You should use promises for async operations where you don't know when it will be completed. A promise "represents an operation that hasn't completed yet, but is expected in the future." (https://developer.mozilla.org/en/docs/Web/JavaScript/Reference/Global_Objects/Promise)
An example implementation would be like:
myApp.factory('myService', function($http) {
var getData = function() {
// Angular $http() and then() both return promises themselves
return $http({method:"GET", url:"/my/url"}).then(function(result){
// What we return here is the data that will be accessible
// to us after the promise resolves
return result.data;
});
};
return { getData: getData };
});
function myFunction($scope, myService) {
var myDataPromise = myService.getData();
myDataPromise.then(function(result) {
// this is only run after getData() resolves
$scope.data = result;
console.log("data.name"+$scope.data.name);
});
}
Edit: Regarding Sujoys comment that
What do I need to do so that myFuction() call won't return till .then() function finishes execution.
function myFunction($scope, myService) {
var myDataPromise = myService.getData();
myDataPromise.then(function(result) {
$scope.data = result;
console.log("data.name"+$scope.data.name);
});
console.log("This will get printed before data.name inside then. And I don't want that.");
}
Well, let's suppose the call to getData() took 10 seconds to complete. If the function didn't return anything in that time, it would effectively become normal synchronous code and would hang the browser until it completed.
With the promise returning instantly though, the browser is free to continue on with other code in the meantime. Once the promise resolves/fails, the then() call is triggered. So it makes much more sense this way, even if it might make the flow of your code a bit more complex (complexity is a common problem of async/parallel programming in general after all!)
for people new to this you can also use a callback for example:
In your service:
.factory('DataHandler',function ($http){
var GetRandomArtists = function(data, callback){
$http.post(URL, data).success(function (response) {
callback(response);
});
}
})
In your controller:
DataHandler.GetRandomArtists(3, function(response){
$scope.data.random_artists = response;
});
I was having the same problem and none if these worked for me. Here is what did work though...
app.factory('myService', function($http) {
var data = function (value) {
return $http.get(value);
}
return { data: data }
});
and then the function that uses it is...
vm.search = function(value) {
var recieved_data = myService.data(value);
recieved_data.then(
function(fulfillment){
vm.tags = fulfillment.data;
}, function(){
console.log("Server did not send tag data.");
});
};
The service isn't that necessary but I think its a good practise for extensibility. Most of what you will need for one will for any other, especially when using APIs. Anyway I hope this was helpful.
FYI, this is using Angularfire so it may vary a bit for a different service or other use but should solve the same isse $http has.

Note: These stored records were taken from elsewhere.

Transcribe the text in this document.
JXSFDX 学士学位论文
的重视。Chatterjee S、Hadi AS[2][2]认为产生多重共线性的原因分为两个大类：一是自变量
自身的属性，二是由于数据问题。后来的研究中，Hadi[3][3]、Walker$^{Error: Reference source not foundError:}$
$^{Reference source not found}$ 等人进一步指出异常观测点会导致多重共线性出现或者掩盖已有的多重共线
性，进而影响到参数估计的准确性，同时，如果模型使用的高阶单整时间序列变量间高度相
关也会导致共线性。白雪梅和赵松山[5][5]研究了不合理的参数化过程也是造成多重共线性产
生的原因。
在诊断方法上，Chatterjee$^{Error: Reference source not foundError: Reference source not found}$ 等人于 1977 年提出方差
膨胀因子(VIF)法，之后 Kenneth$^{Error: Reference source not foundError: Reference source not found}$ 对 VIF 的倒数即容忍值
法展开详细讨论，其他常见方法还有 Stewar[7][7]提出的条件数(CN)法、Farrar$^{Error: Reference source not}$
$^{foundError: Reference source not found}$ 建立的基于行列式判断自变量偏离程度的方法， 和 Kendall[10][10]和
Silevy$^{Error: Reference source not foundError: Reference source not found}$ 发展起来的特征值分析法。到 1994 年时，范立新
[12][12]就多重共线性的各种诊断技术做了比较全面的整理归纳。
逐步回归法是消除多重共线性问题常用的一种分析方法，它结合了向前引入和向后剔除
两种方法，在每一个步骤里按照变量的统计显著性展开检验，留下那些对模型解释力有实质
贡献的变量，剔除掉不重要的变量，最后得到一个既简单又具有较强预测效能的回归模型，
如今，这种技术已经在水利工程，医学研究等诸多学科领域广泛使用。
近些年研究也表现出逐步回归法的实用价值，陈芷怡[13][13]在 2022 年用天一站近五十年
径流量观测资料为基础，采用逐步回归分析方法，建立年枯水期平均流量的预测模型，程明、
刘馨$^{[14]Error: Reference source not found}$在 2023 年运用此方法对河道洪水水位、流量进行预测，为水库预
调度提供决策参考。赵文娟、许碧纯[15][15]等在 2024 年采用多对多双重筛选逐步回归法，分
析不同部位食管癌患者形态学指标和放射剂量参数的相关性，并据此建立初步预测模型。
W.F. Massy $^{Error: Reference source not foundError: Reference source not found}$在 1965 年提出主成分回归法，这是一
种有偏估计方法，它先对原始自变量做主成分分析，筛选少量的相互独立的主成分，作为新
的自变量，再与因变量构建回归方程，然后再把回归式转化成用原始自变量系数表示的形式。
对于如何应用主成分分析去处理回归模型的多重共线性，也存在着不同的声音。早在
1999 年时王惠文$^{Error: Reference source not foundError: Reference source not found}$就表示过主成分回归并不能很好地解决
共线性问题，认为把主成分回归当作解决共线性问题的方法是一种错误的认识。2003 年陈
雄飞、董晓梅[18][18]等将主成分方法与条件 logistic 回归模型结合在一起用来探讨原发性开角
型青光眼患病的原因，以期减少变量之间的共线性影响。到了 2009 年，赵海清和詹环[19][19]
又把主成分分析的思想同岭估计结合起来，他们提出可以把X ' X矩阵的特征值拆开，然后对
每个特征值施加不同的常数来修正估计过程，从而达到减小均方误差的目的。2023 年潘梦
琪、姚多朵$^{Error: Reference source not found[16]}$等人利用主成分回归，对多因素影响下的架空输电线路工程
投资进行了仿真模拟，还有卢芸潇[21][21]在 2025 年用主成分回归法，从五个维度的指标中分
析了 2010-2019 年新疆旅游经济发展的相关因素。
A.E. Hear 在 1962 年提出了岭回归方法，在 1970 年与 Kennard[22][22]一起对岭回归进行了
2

I had this same issue only solution that fit for me the best was to combine all services/factories into a single promise on the scope. On each route/view that needed these services/etc to be loaded I put any functions that require loaded data inside the controller function i.e. myfunct() and the main app.js on run after auth i put
myservice.$loaded().then(function() {$rootScope.myservice = myservice;});
and in the view I just did
ng-if="myservice" ng-init="somevar=myfunct()"
in the first/parent view element/wrapper so the controller can run everything inside
myfunct()
without worrying about async promises/order/queue issues. I hope that helps someone with the same issues I had.